The scheme involved local property developers paying for some members of Mr Owen’s campaign team.

The arrangement included sham invoices prepared for Hilton Grugeon’s Hunter Land Holdings, and Mr MCloy’s McCloy Administration, to pay for Luke Grant, a radio host, to work as Mr Owen’s media officer.

Mr McCloy is expected to deny all of the accusations, Mr Watson said.

"The evidence is that there was a broad understanding that a number of different prohibited donors would, acting under some subterfuge, provide the funds to keep the campaign rolling," Mr Watson said.

"The person involved in this include, on the Liberal Party side, Hugh Thomson...Josh Hodges - a Liberal Party figure who was brought in to co-manage the campaign; and the candidate himself - Tim Owen."

Mr Owen has previously denied knowing about donations to his campaign, and announced he won’t recontest the seat.

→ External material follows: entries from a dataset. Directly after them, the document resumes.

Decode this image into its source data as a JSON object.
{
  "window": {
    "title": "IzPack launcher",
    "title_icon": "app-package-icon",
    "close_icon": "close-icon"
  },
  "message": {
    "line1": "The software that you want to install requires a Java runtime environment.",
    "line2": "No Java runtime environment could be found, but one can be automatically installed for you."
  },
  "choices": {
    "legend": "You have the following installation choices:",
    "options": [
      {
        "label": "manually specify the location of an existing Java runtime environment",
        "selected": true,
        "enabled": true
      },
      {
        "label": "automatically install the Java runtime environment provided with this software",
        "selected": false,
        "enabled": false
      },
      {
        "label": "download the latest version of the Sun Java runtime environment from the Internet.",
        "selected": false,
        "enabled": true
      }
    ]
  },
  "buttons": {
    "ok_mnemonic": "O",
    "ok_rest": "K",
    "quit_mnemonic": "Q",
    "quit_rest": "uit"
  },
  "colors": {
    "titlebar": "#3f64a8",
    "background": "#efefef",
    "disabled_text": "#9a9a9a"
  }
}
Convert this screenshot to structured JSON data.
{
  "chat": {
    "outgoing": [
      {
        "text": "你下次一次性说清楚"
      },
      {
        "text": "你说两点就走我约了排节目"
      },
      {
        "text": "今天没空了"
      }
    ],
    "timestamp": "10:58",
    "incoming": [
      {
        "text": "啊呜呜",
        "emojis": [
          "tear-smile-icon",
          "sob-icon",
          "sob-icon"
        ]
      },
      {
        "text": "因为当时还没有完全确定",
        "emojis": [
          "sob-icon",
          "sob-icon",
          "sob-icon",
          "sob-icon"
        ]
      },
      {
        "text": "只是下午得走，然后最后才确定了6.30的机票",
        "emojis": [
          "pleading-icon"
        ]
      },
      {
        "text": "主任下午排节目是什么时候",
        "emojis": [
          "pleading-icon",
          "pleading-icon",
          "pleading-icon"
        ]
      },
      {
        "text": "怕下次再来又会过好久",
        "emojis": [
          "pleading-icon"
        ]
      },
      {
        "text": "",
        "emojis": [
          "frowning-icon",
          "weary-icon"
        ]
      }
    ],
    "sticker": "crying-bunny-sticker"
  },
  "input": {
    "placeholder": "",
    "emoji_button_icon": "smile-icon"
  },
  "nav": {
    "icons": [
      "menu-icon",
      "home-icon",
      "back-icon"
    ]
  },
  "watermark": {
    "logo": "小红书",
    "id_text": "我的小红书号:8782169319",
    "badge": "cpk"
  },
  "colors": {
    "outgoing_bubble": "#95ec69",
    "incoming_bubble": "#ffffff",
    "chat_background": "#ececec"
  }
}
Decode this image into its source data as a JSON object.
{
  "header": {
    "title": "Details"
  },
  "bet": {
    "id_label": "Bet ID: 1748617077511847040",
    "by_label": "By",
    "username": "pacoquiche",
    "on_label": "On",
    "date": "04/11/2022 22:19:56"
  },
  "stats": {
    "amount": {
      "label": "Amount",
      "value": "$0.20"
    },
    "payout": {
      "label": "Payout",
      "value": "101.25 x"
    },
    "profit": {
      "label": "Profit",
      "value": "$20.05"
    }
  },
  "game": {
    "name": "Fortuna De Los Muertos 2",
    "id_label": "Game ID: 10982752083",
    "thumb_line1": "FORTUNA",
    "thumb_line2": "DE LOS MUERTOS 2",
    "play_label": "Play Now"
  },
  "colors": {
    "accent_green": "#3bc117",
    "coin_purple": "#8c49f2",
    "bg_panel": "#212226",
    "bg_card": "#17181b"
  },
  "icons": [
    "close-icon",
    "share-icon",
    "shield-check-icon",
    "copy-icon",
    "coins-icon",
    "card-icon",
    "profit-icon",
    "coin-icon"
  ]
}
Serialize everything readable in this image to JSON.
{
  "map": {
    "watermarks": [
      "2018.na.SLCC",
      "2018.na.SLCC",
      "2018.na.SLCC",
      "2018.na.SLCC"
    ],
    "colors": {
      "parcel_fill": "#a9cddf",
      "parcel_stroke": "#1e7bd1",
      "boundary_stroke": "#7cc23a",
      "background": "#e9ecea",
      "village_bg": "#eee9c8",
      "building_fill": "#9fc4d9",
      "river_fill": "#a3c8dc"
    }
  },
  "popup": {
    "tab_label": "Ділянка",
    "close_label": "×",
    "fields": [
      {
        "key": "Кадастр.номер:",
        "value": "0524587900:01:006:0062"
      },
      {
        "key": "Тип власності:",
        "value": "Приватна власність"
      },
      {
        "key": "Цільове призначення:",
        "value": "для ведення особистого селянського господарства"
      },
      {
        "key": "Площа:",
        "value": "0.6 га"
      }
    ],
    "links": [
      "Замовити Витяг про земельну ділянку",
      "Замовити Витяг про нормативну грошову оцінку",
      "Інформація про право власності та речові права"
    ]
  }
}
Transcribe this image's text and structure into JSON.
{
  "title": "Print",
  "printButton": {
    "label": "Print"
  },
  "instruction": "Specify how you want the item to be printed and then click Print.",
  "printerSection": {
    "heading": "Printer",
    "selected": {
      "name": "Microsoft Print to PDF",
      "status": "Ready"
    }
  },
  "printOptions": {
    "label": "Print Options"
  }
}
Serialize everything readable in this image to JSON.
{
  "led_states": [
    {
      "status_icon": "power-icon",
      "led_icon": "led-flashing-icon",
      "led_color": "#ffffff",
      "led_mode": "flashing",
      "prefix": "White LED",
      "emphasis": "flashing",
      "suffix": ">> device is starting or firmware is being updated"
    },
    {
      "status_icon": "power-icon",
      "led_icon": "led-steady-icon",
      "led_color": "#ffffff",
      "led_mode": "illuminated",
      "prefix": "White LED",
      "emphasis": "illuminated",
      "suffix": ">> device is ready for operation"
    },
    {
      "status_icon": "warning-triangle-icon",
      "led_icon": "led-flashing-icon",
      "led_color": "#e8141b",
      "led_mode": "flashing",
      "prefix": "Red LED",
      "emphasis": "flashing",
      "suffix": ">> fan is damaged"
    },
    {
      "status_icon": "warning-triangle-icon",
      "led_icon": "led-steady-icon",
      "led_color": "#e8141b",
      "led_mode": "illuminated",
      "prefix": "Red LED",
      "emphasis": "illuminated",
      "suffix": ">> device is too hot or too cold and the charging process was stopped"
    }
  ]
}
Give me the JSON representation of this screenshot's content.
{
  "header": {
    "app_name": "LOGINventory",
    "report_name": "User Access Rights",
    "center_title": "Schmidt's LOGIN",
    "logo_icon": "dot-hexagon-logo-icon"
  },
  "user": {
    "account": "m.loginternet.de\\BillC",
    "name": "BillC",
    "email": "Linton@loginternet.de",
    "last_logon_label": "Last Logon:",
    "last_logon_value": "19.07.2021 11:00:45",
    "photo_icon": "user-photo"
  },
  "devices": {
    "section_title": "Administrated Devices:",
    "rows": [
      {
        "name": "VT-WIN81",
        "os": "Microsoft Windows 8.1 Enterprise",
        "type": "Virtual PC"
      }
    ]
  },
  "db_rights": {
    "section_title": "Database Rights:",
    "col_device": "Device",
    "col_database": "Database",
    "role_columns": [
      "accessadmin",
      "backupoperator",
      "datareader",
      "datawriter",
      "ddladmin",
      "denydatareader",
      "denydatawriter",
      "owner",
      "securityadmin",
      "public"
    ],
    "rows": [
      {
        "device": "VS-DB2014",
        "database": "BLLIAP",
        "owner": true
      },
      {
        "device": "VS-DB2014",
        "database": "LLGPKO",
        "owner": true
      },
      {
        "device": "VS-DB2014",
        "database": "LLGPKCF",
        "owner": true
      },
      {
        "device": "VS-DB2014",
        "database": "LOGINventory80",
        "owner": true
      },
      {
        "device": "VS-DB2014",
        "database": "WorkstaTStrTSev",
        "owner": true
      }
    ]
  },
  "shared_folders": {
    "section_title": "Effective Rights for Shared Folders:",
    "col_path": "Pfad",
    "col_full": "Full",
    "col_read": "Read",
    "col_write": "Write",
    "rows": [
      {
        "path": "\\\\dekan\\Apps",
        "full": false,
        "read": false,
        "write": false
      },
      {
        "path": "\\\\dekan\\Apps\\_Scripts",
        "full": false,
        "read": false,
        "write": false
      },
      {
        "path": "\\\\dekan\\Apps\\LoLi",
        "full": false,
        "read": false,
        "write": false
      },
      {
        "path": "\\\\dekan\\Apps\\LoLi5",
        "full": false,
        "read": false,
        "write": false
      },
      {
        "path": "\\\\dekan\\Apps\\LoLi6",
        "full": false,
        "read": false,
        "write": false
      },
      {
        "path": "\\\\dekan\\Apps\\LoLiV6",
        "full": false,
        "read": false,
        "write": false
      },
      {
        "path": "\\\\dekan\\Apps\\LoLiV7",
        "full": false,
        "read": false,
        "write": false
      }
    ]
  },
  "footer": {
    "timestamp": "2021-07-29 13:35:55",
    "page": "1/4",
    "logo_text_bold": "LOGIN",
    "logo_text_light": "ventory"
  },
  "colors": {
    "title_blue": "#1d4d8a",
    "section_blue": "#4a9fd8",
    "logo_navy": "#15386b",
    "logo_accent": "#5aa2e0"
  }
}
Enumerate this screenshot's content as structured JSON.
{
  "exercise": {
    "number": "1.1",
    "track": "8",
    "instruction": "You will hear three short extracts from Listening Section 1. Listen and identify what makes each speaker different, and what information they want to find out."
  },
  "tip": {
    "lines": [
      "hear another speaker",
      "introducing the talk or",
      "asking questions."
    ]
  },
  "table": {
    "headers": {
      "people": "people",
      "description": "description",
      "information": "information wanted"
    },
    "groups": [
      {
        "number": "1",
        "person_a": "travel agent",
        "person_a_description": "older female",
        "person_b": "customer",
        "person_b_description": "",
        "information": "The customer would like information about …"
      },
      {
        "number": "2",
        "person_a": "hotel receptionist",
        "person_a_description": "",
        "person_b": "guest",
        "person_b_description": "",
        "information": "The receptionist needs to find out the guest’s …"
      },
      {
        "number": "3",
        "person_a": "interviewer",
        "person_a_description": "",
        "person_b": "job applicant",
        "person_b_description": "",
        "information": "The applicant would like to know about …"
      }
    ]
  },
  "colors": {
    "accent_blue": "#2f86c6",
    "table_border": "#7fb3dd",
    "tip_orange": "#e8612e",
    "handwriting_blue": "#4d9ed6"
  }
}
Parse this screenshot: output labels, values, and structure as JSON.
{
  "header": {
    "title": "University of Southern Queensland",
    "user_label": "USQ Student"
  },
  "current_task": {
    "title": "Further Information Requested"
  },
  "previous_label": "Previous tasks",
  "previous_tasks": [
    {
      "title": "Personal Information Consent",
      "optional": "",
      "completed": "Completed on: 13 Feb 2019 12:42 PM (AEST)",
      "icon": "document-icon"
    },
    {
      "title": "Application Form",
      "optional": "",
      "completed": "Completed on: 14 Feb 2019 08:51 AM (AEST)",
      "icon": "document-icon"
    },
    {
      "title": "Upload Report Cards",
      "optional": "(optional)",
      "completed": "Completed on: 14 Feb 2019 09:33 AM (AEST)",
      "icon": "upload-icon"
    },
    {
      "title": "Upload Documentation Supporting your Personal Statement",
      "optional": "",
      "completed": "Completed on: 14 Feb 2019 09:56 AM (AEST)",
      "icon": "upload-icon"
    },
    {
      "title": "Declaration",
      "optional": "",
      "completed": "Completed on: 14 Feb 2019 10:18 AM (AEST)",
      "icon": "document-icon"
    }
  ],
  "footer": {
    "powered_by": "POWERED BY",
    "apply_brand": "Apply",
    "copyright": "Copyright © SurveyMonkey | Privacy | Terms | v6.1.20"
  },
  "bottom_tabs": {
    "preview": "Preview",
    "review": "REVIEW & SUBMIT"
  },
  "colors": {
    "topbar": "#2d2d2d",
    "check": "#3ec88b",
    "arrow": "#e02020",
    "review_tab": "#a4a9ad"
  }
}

However, the inquiry was also to Mr Owen "proved a disappointment" to Buildev, with Mr Tinkler describing him as a "fence sitter", amid his and Buildev’s push to build a coal loader at Mayfield.

Mr Cornwell was described to the inquiry as having been an "inexperienced" candidate who may have acted unwisely, but who had also helped the inquiry.

There was no evidence of any favours   done by him for Mr McCloy, the ICAC was told.

Port Stephens MP Craig Baumann, also regional planning parliamentary secretary, "may have been aware" of the scheme as it related to property developers paying a salary for Mr Hodges, Mr Watson said.